C’è del marcio in Giappone
La storia di Onimusha è immediata nella sua semplicità, con tratti che virano sull’assurdo e, in certi momenti, nell’involontariamente comico. Vi basti sapere che il protagonista è Samanosuke, samurai intento a salvare la principessa Yuki dalle mani del signore della guerra Nobunaga Oda (personaggio realmente esistito), che nella fantasia degli autori ha stretto un patto coi demoni per conquistare il mondo.
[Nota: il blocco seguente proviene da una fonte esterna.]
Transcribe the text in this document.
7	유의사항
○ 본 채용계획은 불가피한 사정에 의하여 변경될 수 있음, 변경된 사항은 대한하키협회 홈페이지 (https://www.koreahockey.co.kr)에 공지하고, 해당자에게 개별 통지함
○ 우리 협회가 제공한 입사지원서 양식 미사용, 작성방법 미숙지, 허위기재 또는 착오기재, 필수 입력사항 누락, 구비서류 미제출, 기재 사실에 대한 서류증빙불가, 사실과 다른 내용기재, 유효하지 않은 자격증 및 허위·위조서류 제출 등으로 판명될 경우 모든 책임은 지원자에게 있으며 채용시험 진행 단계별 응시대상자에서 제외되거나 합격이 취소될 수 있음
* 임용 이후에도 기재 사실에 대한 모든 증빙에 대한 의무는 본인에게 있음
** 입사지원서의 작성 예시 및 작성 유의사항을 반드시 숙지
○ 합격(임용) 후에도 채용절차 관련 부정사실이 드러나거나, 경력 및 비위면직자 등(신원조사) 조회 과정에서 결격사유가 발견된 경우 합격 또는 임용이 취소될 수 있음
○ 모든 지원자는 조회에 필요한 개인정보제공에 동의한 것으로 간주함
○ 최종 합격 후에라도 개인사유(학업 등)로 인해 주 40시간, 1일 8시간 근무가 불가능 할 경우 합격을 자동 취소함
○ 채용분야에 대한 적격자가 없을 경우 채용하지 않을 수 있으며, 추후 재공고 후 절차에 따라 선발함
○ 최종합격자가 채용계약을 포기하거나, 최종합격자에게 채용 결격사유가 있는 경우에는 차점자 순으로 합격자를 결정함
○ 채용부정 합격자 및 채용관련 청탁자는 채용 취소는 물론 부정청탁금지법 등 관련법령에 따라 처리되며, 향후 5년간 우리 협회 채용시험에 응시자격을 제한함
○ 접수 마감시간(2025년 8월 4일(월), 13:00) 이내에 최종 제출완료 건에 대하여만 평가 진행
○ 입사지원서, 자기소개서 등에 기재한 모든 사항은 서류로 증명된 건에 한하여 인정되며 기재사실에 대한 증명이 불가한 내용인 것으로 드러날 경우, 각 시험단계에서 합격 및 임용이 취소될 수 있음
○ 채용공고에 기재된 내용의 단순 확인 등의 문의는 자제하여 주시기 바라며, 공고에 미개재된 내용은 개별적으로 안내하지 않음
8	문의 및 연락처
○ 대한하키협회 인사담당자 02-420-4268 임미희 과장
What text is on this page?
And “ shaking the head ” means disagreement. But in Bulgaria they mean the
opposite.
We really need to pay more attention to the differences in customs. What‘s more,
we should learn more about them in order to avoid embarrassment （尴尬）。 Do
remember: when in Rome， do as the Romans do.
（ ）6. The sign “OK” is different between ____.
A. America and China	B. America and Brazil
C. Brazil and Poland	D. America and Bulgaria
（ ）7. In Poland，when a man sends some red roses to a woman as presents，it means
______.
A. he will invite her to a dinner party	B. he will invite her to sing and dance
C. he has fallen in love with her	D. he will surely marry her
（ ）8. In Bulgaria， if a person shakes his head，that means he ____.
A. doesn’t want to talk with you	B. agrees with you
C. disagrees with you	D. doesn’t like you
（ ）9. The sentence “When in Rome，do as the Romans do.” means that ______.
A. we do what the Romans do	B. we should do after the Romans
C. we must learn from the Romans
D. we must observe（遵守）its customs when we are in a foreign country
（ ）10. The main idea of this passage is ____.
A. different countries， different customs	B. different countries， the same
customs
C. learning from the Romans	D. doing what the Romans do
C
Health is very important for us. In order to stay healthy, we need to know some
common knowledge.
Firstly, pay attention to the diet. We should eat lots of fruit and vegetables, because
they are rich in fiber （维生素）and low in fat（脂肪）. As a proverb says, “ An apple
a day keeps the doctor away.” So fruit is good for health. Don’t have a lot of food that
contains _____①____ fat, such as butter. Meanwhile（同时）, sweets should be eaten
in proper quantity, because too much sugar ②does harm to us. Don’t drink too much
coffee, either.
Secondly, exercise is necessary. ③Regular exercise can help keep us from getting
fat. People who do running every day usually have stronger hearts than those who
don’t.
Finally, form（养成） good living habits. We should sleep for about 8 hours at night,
Il tutto con uno stile che mescola il Giappone classico, con pagode, stendardi e quant’altro, a un horror quasi lovecraftiano, con creature che sembrano disegnate da Giger e ambientazioni sotterranee che, come dicevamo, potrebbero benissimo provenire dalla villa di Resident Evil. Insomma un bel mix che altri giochi, nemmeno i sequel, sono riusciti a raggiungere.

Remas-che?
Quando si parla di “remaster” c’è sempre da andare coi piedi di piombo. E dunque diciamo chiaramente che Capcom ha fatto poco più che un compitino. Sì, qualche elemento è stato aggiornato, “liftato”, per non sfigurare troppo sulle console (e sugli schermi) di oggi, ma gli sfondi pre-renderizzati sono sgranati come all’epoca, seppur con il beneficio dei 16:9 e dunque di una visuale allargata. Stesso discorso per i modelli poligonali, un po’ addolciti nelle spigolature ma non certo ricreati ad hoc per l’occasione. Il gioco guadagna anche controlli migliori con lo stick analogico, che ci libera dalla pesantezza dei controlli “tank” (comunque ancora disponibili) ma che al contempo rende tutto un po’ troppo facile. Non è un caso che l’analogico, già disponibile all’epoca, fosse stato escluso dagli sviluppatori per dare forza a un gameplay più ostico ma anche più tattico, quasi scacchistico, ai combattimenti all’arma bianca. Viene da chiedersi perché, per quest’occasione, non sia stata rimasterizzata la versione “Genma” che uscì successivamente su Xbox. In generale, però, non si tratta di lati che rovinano in alcun modo l’esperienza e che, forse, ai più nostalgici faranno anche piacere, visto che non stravolgono i bei tempi che furono. In ogni caso, col prezzo budget a cui viene proposto (19,99 € in digitale), rimettere mano a Onimusha è un gran bel modo per fare un tuffo nel passato e chiedere, a gran voce, che Capcom riprenda lo svilupppo di un nuovo capitolo.